TWICE A HERO By Susan Krinard

“I suggest you make up your mind quickly,” he said. “It’ll be pitch dark in a few minutes.”

Mac glanced at her wrist, remembering belatedly that Liam had commandeered her watch.

Still she hesitated. You’re not afraid of him, are you?

She didn’t like the answer she came up with. The only men she’d been around for the past ten years had been academics and students, most of them buried in studies of one kind or another. Liam O’Shea was utterly different. She’d known that from the photograph. She’d been attracted to that quality while it was safely confined to a printed image.

Now it was almost overwhelming. Just because he’s handsome and sarcastic and thinks you’re a female joke . . .

Forget that. She wasn’t going to let any man, from any era, determine her actions. Whatever his motive for offering help, be it curiosity or self-interest or something else entirely, she didn’t have a whole lot of choice. The sensible thing to do was follow his advice—for now. Go back to his camp, eat, rest. Tomorrow she could tackle the tunnel again.

She lifted her chin and met Liam’s hooded gaze. “All right. I’ll, uh… be glad of your hospitality. Thanks.”

He gave an ironic bow and turned back for the jungle.

She pulled on her backpack and followed him. Sure enough, the last of the sun had vanished save for a faint patina to the west. Even the birds and monkeys were winding down.

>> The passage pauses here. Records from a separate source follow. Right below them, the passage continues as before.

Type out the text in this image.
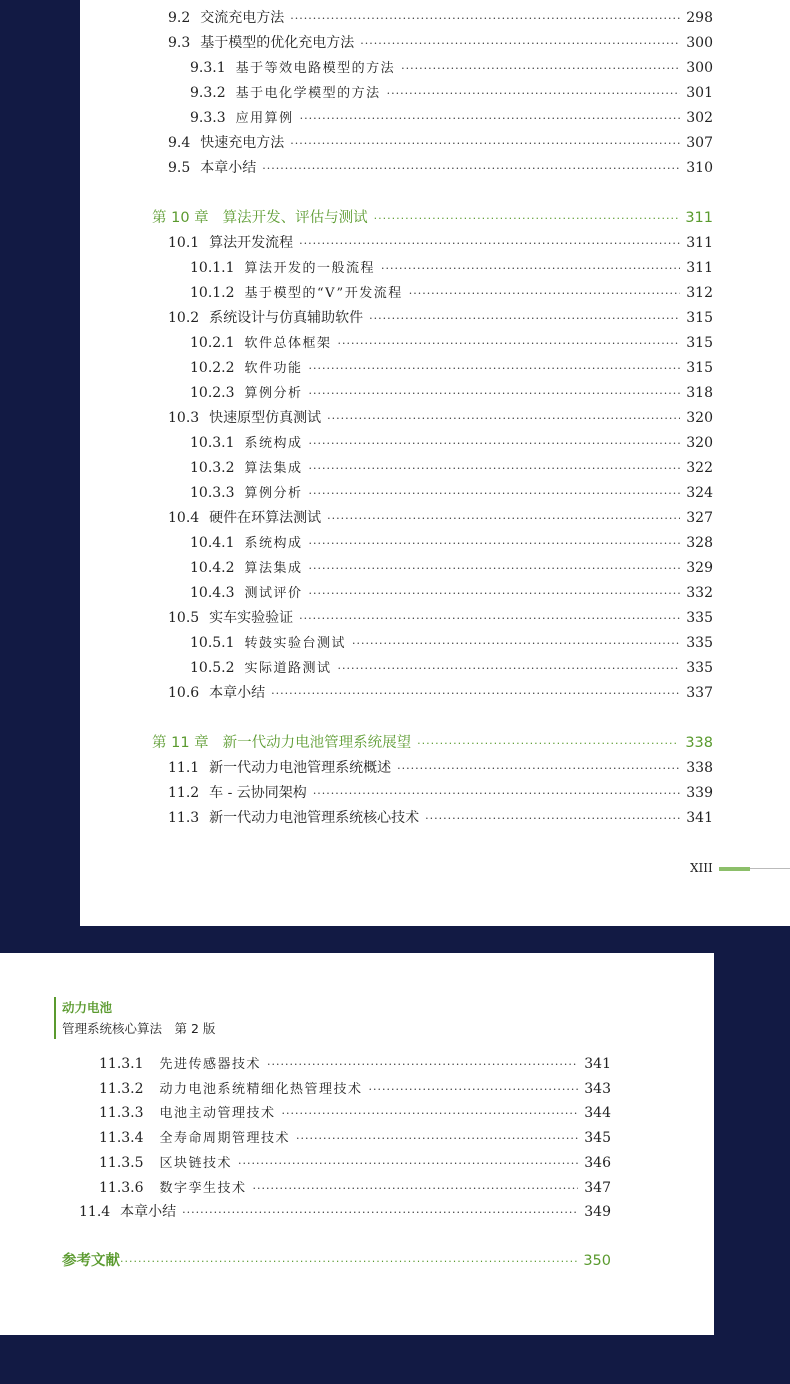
9.2 交流充电方法 ·····	298
9.3 基于模型的优化充电方法 ·····	300
9.3.1 基于等效电路模型的方法 ·····	300
9.3.2 基于电化学模型的方法 ·····	301
9.3.3 应用算例 ·····	302
9.4 快速充电方法 ·····	307
9.5 本章小结 ·····	310
第 10 章 算法开发、评估与测试 ·····	311
10.1 算法开发流程 ·····	311
10.1.1 算法开发的一般流程 ·····	311
10.1.2 基于模型的“V”开发流程 ·····	312
10.2 系统设计与仿真辅助软件 ·····	315
10.2.1 软件总体框架 ·····	315
10.2.2 软件功能 ·····	315
10.2.3 算例分析 ·····	318
10.3 快速原型仿真测试 ·····	320
10.3.1 系统构成 ·····	320
10.3.2 算法集成 ·····	322
10.3.3 算例分析 ·····	324
10.4 硬件在环算法测试 ·····	327
10.4.1 系统构成 ·····	328
10.4.2 算法集成 ·····	329
10.4.3 测试评价 ·····	332
10.5 实车实验验证 ·····	335
10.5.1 转鼓实验台测试 ·····	335
10.5.2 实际道路测试 ·····	335
10.6 本章小结 ·····	337
第 11 章 新一代动力电池管理系统展望 ·····	338
11.1 新一代动力电池管理系统概述 ·····	338
11.2 车 - 云协同架构 ·····	339
11.3 新一代动力电池管理系统核心技术 ·····	341
XIII
11.3.1 先进传感器技术 ·····	341
11.3.2 动力电池系统精细化热管理技术 ·····	343
11.3.3 电池主动管理技术 ·····	344
11.3.4 全寿命周期管理技术 ·····	345
11.3.5 区块链技术 ·····	346
11.3.6 数字孪生技术 ·····	347
11.4 本章小结 ·····	349
参考文献 ·····	350
动力电池
管理系统核心算法　第 2 版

The mosquitoes, however, had not yet retired for the evening.

“Some things never change,” she said.

Liam slowed his pace to match hers, lifting a brow in an unspoken question.

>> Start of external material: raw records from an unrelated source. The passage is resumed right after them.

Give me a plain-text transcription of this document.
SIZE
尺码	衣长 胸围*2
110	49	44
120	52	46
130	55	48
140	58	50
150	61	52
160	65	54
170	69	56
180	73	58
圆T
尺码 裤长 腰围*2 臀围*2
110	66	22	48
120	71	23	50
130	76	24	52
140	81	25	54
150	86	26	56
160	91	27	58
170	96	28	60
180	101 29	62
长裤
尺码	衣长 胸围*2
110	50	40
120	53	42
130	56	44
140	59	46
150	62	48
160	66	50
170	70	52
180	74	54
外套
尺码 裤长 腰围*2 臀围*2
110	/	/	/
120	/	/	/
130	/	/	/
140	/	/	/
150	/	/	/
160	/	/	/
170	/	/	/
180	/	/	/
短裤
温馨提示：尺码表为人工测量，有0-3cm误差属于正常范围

“Mosquitoes,” she clarified. “We still haven’t figured out how to get rid of them.”

He slapped idly at several specimens perched on his bare forearm. “They’re nothing to botflies and scorpions. But perhaps you haven’t met our other eight-legged neighbors? It should be an interesting introduction.”

Mac made a firm resolution not to let him witness her discomfort by so much as a single scratch, and vowed to douse herself with repellant at the first opportunity.

Liam led her along a recently cut path into the jungle, heading away from Tikal. “So, Mac—do the women of your time often travel alone in the wilderness?”

“Some do.”

“And their men permit it?”

“It’s not a matter of permission. We do what we like and take our own risks.”

“Then your men don’t even protect their own.”

Ah. She kept forgetting the kind of women he was probably used to dealing with. In 1884, feminism was still waiting to be born.

“In my time,” she said, “women aren’t owned by men. A lot of women don’t need them at all.”

“Oh?” In the dimness she could see the angry set of his jaw. “And are you an example, wandering in this jungle alone, like a lamb going to slaughter?”

“I’m—” She choked back her retort. “I admit that things didn’t turn out quite as I expected. But—”

“But it’s fortunate for you,” he said, “that I’m not one of these men of yours who leave women to fend for themselves.”

“For your information, it’s not every day that people walk through a time tunnel into the past. Men or women.”

His scathing “ha” told her he didn’t believe in her time travel. Had she expected it to be easy?

“Don’t worry,” she said. “You aren’t responsible for me. I’m not asking—”

He cast her a look so ferocious that she forgot what she’d been about to say. “Nor am I. You’ll do as you’re told and be grateful I don’t toss you back where I found you.”

She hastily considered the best stinging comment to make in reply, but she had no time to put it into effect. One instant Liam was beside her, the next striding ahead to meet a man who’d suddenly materialized on the path before them.

“Fernando!” Liam said, his unexpected grin dazzling in the extreme. It was aimed at the short, dark, lithe man in a pale shirt and loose trousers, who returned the greeting more solemnly in Spanish. He was recognizably Maya Indian, like the guide who had brought her to the ruins.